O'Loughlin was awarded the 2009 AFL Players' Association Madden for his on and off-field contributions to the game.

In 2010 O'Loughlin coached the Flying Boomerangs Indigenous side during their Cape Town tour, leading the side to victory against the South Africa National Australian Rules Football Team. He was later named coach of the World 18 for the AFL National Under 16 Championships.

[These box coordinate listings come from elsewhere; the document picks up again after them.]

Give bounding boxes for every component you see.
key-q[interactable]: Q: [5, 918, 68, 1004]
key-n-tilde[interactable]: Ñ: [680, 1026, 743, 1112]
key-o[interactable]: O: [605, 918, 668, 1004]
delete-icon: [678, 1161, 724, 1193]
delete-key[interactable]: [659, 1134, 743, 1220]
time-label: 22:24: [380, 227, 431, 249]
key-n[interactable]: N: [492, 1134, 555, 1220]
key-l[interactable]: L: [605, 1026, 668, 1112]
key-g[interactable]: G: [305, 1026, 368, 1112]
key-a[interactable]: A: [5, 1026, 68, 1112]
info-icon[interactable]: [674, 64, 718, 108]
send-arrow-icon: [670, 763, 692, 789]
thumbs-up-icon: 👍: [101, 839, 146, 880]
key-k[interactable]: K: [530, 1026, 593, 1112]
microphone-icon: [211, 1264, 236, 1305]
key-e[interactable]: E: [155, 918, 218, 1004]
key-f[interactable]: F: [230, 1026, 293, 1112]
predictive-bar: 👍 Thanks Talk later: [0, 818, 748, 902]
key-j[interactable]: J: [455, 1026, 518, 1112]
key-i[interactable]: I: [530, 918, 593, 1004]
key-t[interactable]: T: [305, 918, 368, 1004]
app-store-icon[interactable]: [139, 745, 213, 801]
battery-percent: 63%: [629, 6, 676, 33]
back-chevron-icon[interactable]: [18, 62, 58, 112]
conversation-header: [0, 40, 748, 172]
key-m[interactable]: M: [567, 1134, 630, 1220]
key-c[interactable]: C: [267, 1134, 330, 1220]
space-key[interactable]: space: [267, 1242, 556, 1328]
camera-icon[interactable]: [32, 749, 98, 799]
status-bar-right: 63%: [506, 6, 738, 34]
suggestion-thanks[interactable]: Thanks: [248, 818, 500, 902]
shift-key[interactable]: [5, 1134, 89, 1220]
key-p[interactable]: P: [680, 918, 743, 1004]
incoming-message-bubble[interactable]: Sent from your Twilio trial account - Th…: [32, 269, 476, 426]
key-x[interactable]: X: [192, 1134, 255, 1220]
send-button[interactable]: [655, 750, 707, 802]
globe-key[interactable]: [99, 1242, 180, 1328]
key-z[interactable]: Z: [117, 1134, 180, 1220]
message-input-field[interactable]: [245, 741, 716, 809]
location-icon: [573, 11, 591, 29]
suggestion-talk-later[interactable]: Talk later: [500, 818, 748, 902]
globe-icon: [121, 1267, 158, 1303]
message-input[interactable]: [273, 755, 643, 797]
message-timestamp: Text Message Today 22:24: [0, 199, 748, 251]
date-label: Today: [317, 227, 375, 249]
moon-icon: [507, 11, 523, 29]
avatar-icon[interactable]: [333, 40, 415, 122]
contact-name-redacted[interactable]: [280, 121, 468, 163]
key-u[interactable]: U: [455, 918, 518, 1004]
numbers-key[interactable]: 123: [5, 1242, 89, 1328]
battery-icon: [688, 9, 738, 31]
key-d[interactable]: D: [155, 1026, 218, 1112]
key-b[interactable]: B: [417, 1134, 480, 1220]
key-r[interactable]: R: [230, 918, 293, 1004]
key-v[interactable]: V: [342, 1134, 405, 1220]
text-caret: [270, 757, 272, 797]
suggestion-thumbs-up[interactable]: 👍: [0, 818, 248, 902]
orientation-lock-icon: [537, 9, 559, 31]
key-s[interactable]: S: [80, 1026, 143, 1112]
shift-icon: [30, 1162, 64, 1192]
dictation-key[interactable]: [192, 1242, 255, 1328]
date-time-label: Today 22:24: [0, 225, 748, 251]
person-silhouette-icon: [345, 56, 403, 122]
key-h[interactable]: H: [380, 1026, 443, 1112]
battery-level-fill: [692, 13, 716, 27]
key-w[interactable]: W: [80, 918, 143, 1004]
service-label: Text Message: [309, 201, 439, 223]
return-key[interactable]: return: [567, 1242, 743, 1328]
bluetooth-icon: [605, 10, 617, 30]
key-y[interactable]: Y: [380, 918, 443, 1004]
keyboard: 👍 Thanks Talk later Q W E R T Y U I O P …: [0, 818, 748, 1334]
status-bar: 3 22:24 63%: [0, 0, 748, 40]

In 2011 he was named as coach of the Indigenous All-Stars team for their biennial game, this time against the Richmond Tigers. O'Loughlin also represented South Australia against Victoria in the State of Origin Slowdown charity match at the Adelaide Oval on 3 October 2011. Both teams were composed of retired players with the match supporting both the Little Heroes Foundation and the Reach Foundation youth charities started by former Melbourne Demons star player, the late Jim Stynes.

===The GO Foundation===
In September 2009 he launched the Goodes O'Loughlin Foundation, or GO Foundation, along with his cousin and co-chairman Adam Goodes and their friend James Gallichan, in Dareton, NSW, where it was involved in various community programmes for the local Aboriginal population. In 2014, it started focusing on education for Indigenous Australians and established a board of directors. Founding partners include the Sydney Swans, Allens Linklaters, QBE Insurance and KPMG Australia. After starting with a few scholarships to independent schools, by 2021 GO had expanded into 26 mostly public schools, as well as five universities.

==Off-field controversy==

In 2000, it was alleged that O'Loughlin had been present during the rape of a woman in a park in Adelaide by two other AFL players, Adam Heuskes and Peter Burgoyne. O'Loughlin was said to have been "present before or during the incident, but not directly involved in it. O'Loughlin was neither charged nor questioned by police but Burgoyne and Heuskes were both charged with rape. The case, however, did not go to court as the Director of Public Prosecutions, Paul Rofe, said there was "no reasonable prospect of conviction on any criminal charge" due to a lack of witnesses. Despite this, the three players made a $200,000 cash payment to the alleged victim. The incident came to public light when it was examined on the ABC investigative program Four Corners in 2004.